On Sat, Feb 08, 2025, Yan Zhao wrote:
> In the read-only mprotect() phase of mmu_stress_test, ensure that
> mprotect(PROT_READ) has completed before the guest starts writing to the
> read-only mprotect() memory.
>
> Without waiting for mprotect_ro_done before the guest starts writing in
> stage 3 (the stage for read-only mprotect()), the host's assertion of stage
> 3 could fail if mprotect_ro_done is set to true in the window between the
> guest finishing writes to all GPAs and executing GUEST_SYNC(3).
>
> This scenario is easy to occur especially when there are hundred of vCPUs.
>
> CPU 0 CPU 1 guest CPU 1 host
> enter stage 3's 1st loop
> //in stage 3
> write all GPAs
> @rip 0x4025f0
>
> mprotect(PROT_READ)
> mprotect_ro_done=true
> GUEST_SYNC(3)
> r=0, continue stage 3's 1st loop
>
> //in stage 4
> write GPA
> @rip 0x402635
>
> -EFAULT, jump out stage 3's 1st loop
> enter stage 3's 2nd loop
> write GPA
> @rip 0x402635
> -EFAULT, continue stage 3's 2nd loop
> guest rip += 3
>
> The test then fails and reports "Unhandled exception '0xe' at guest RIP
> '0x402638'", since the next valid guest rip address is 0x402639, i.e. the
> "(mem) = val" in vcpu_arch_put_guest() is compiled into a mov instruction
> of length 4.
This shouldn't happen. On x86, stage 3 is a hand-coded "mov %rax, (%rax)", not
vcpu_arch_put_guest(). Either something else is going on, or __x86_64__ isn't
defined?
do {
for (gpa = start_gpa; gpa < end_gpa; gpa += stride)
#ifdef __x86_64__
asm volatile(".byte 0x48,0x89,0x00" :: "a"(gpa) : "memory"); /* mov %rax, (%rax) */
#elif defined(__aarch64__)
asm volatile("str %0, [%0]" :: "r" (gpa) : "memory");
#else
vcpu_arch_put_guest(*((volatile uint64_t *)gpa), gpa);
#endif
} while (!READ_ONCE(mprotect_ro_done));
/*
* Only architectures that write the entire range can explicitly sync,
* as other architectures will be stuck on the write fault.
*/
#if defined(__x86_64__) || defined(__aarch64__)
GUEST_SYNC(3);
#endif
for (gpa = start_gpa; gpa < end_gpa; gpa += stride)
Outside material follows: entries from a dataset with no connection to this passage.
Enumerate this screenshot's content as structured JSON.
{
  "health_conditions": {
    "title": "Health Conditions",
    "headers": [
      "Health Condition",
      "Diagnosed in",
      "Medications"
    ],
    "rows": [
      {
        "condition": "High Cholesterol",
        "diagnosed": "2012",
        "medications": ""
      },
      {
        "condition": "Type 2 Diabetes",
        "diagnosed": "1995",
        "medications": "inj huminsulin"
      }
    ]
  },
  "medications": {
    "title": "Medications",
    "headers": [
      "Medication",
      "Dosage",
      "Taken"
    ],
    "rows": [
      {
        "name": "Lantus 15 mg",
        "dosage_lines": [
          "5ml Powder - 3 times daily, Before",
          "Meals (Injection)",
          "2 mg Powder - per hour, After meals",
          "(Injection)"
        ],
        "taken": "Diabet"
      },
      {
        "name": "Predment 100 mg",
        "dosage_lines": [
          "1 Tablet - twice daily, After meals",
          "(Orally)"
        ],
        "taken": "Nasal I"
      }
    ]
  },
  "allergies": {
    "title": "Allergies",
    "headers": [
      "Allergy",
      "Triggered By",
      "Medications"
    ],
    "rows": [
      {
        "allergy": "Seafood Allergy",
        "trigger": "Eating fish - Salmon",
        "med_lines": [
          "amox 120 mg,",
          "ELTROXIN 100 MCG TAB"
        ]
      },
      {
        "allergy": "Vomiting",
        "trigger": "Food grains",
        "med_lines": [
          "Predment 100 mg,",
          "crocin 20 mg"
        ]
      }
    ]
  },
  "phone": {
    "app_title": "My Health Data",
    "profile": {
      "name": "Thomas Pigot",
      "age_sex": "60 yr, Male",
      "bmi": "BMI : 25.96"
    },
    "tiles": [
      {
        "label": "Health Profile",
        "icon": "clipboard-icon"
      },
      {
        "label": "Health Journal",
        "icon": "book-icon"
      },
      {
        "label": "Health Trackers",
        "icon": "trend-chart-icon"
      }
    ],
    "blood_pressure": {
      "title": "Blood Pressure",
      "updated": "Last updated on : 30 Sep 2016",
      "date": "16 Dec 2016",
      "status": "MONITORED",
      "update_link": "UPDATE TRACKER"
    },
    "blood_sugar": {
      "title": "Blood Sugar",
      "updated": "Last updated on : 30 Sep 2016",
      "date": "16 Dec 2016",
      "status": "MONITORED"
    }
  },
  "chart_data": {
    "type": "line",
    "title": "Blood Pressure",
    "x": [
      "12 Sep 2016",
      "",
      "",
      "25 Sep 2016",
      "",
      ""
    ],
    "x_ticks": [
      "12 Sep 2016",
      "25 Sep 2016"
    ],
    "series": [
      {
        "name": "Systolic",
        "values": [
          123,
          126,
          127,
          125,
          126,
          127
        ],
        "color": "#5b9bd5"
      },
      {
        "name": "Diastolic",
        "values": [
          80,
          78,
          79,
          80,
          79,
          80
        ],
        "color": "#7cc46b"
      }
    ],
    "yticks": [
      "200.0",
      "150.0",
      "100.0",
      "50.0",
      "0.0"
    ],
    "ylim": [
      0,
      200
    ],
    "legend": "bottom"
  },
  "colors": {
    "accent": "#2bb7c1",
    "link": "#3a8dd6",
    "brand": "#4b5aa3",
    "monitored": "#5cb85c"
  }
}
vcpu_arch_put_guest(*((volatile uint64_t *)gpa), gpa);
GUEST_SYNC(4);
> Even if it could be compiled into a mov instruction of length 3, the
> following execution of GUEST_SYNC(4) in guest could still cause the host
> failure of the assertion of stage 3.
Sorry, I don't follow. The guest doesn't get "released" from GUEST_SYNC(3) until
the host runs the vCPU again, and that happens after asserting on stage 3 and
synchronizing with the main thread.
assert_sync_stage(vcpu, 3);
#endif /* __x86_64__ || __aarch64__ */
rendezvous_with_boss();
/*
* Stage 4. Run to completion, waiting for mprotect(PROT_WRITE) to
* make the memory writable again.
*/
do {
r = _vcpu_run(vcpu);
} while (r && errno == EFAULT);